NB Private Equity Partners Limited Nbpe: Results Of Meeting And Written Resolutions
24 April 2017 - 9:00PM
UK Regulatory
TIDMNBPE
THE INFORMATION CONTAINED HEREIN IS NOT FOR RELEASE, PUBLICATION OR
DISTRIBUTION IN OR INTO AUSTRALIA, CANADA, ITALY, DENMARK, JAPAN, THE
UNITED STATES, OR TO ANY NATIONAL OF SUCH JURISDICTIONS.
24 April 2017
NB PRIVATE EQUITY PARTNERS LIMITED
Results of Class A Shareholder Meeting and Class B Written Resolutions
NB Private Equity Partners Limited (the "Company") announces that it
held a General Meeting of its Class A Shareholders at Lefebvre Place,
Lefebvre Street, St Peter Port, Guernsey on 24 April 2017 and confirms
that the resolution was passed as an ordinary resolution by the
Company's Class A shareholders.
In accordance with LR 9.6.18, details of the resolution passed at the
Class A Shareholder Meeting is as follows:
Resolution Type Votes for Votes Against Votes Withheld*
1 - Ordinary 31,393,284 9,700 0
*A vote withheld is not a vote in law and is therefore not counted
towards the proportion of votes "for" or "against" the Resolution.

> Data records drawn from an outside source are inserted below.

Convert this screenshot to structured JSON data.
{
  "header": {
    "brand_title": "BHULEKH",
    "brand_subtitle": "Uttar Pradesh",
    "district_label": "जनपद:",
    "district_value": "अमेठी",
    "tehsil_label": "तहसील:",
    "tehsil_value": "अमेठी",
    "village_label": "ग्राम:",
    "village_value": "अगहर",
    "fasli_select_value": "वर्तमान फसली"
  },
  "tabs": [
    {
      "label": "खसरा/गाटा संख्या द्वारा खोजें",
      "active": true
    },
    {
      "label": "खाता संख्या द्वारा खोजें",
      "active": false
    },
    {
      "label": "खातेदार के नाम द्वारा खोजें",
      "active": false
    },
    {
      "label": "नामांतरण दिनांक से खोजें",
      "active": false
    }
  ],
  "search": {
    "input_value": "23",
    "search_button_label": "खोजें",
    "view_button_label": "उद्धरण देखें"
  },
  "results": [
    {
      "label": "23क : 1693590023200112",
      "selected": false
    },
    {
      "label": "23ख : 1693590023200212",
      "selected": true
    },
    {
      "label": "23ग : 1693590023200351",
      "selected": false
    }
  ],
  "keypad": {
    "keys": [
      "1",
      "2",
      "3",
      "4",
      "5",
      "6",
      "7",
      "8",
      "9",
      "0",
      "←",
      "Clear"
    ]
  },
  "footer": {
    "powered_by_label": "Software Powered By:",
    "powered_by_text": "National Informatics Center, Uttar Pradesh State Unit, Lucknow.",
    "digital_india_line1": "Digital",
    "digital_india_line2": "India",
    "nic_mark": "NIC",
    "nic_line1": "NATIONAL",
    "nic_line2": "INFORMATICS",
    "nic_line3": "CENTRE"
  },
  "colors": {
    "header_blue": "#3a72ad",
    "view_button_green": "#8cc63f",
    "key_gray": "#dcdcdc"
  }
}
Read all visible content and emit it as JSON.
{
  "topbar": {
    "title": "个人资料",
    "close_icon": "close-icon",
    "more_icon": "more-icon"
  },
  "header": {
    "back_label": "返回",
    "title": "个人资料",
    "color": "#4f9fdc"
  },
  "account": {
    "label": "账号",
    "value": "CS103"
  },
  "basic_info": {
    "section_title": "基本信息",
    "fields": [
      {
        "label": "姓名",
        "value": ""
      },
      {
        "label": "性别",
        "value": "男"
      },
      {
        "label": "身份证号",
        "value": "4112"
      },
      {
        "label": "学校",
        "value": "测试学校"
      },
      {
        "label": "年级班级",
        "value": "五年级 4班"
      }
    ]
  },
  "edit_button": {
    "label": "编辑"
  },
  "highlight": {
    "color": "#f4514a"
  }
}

The full wording of the resolution can be found below:
THAT the Company be and is hereby authorised to:
1. implement the Proposals described in the Circular;
2. apply for the Class A Shares to be admitted to the Official List and to
trading on the Premium Segment;
and, conditional upon Admission and the approval of the Written
Resolutions:
1. adopt the New Articles produced to the Class A Meeting and, for the
purposes of identification, initialled by the Chairman, as the new
articles of incorporation of the Company in substitution for, and to the
exclusion, in their entirety, of, the Existing Articles (and the Class A
Shareholders hereby sanction any variation to their rights as a class
occasioned by the adoption of the New Articles);
2. enter into the Amended and Restated IMA (a description of which is set
out in the Circular); and
3. enter into the Amended and Restated Investment Partnership Agreement (a
description of which is set out in the Circular).

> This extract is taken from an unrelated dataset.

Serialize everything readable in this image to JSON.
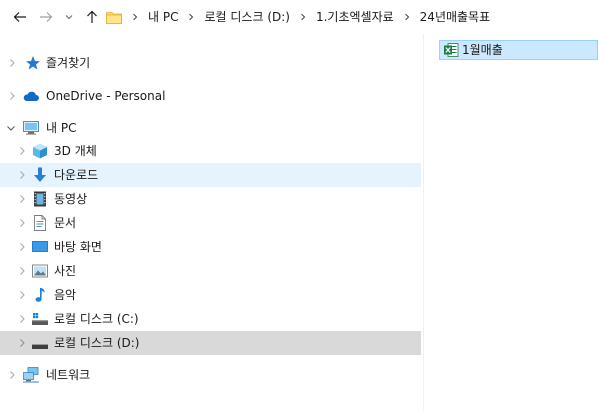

The Company also announces that, inter alia, the following Written
Resolutions were approved on 24 April 2017 by the Company's Class B
Shareholder:-
SPECIAL RESOLUTION
1. THAT the Company be and is hereby authorised to:
1.1 implement the Proposals described in the Circular issued by
the Company to the Class A Shareholders dated 28 March 2017 (the
"Circular"); and
1.2 apply for the Class A Shares to be admitted to the Official
List and to trading on the Premium Segment;
and, conditional upon Admission and the approval of the ordinary
resolution being obtained at the Class A Meeting of the holders of Class
A Shares being held for that purpose:
1.3 adopt the New Articles annexed hereto as the new articles of
incorporation of the Company in substitution for, and to the exclusion,
in their entirety, of, the Existing Articles;
1.4 enter into the Amended and Restated IMA (a description of
which is set out in the Circular); and
1.5 enter into the Amended and Restated Investment Partnership
Agreement (a description of which is set out in the Circular).
ORDINARY RESOLUTION
2. THAT Trudi Clark be and is hereby appointed as a Director of the
Company with effect from the conclusion of the committee meeting of the
board of directors of the Company to be held on 24 April 2017.

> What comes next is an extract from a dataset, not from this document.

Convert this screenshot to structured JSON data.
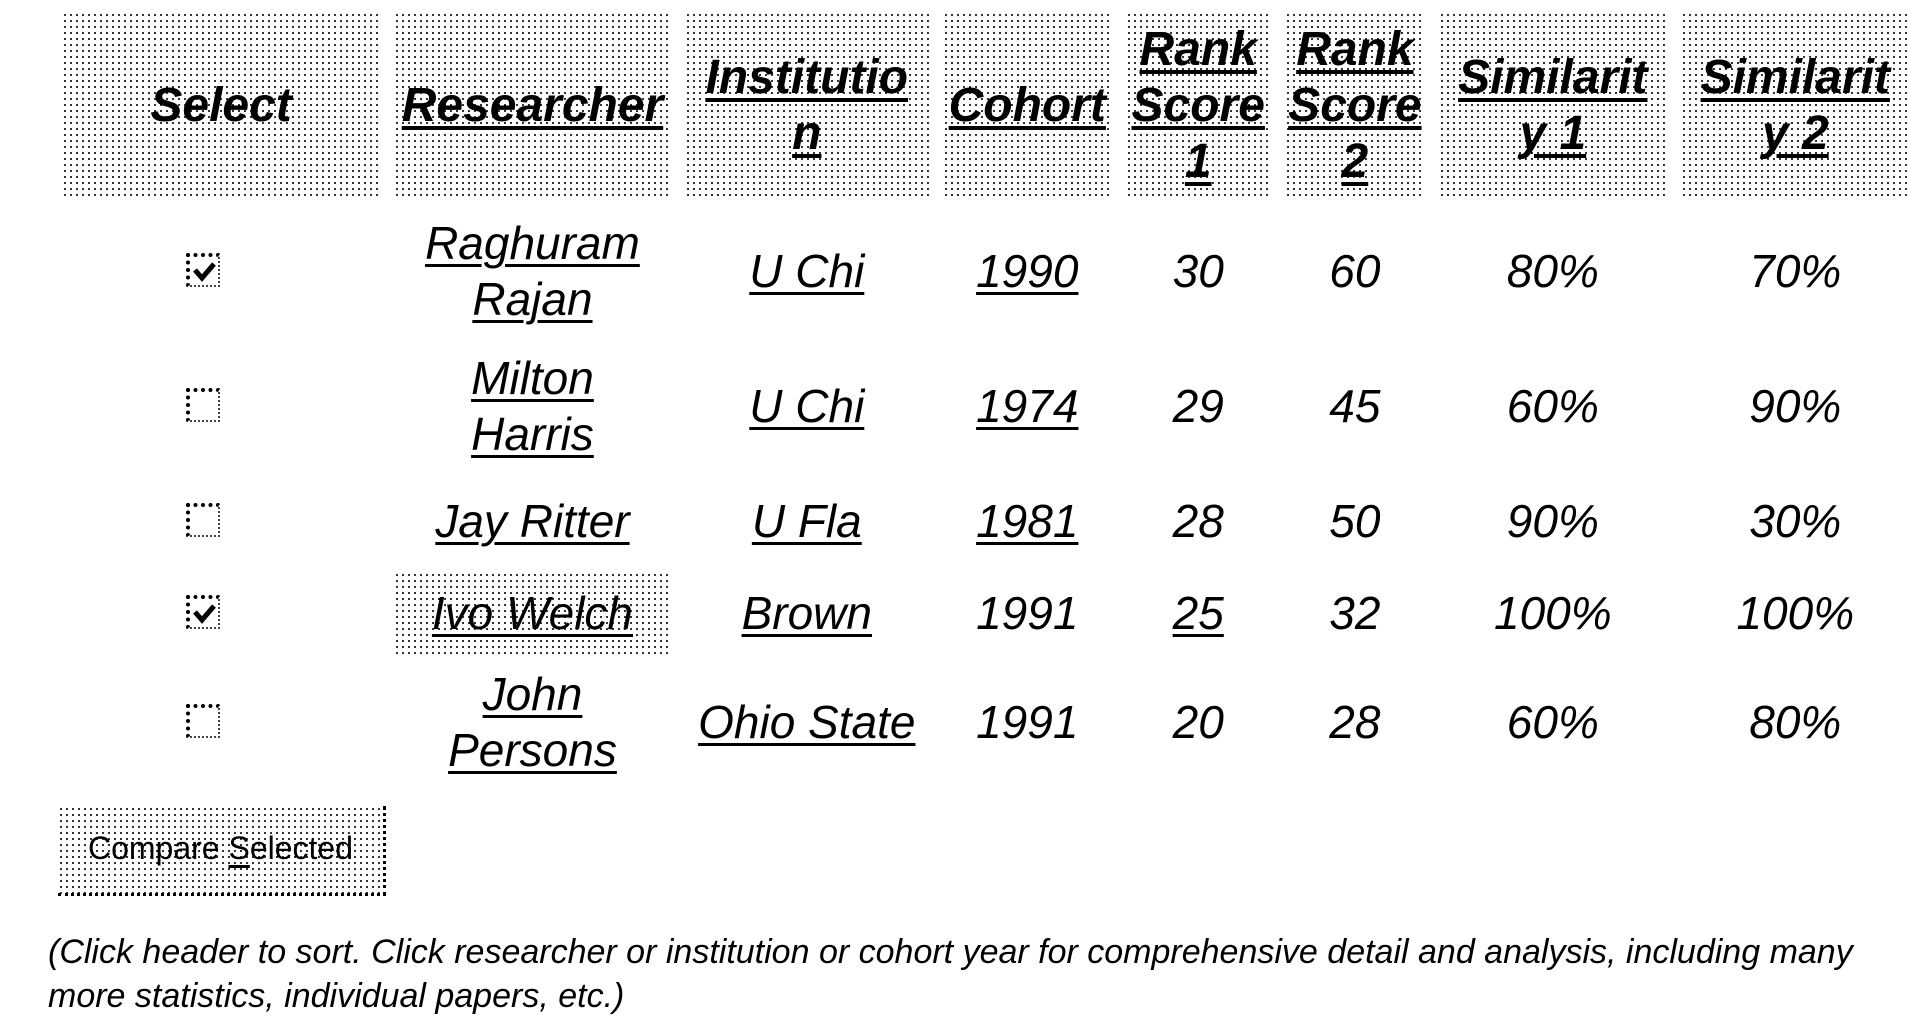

This announcement may contain inside information.
Talmai Morgan
Chairman
Note: Unless otherwise indicated, capitalised terms used in this
announcement shall have the meanings given to them in the Circular.
For further information, please contact:
NBPE Investor Relations +1 214 647 9593
Jefferies International Limited +44 207 029 8000
Stuart Klein
Heritage International Fund Managers Limited +44 1481 716000
Dwayne Mahrer
James Christie
ABOUT NB PRIVATE EQUITY PARTNERS LIMITED
NBPE is a closed-end private equity investment company with class A
ordinary shares admitted to trading on Euronext Amsterdam and the
Specialist Fund Segment of the Main Market of the London Stock Exchange.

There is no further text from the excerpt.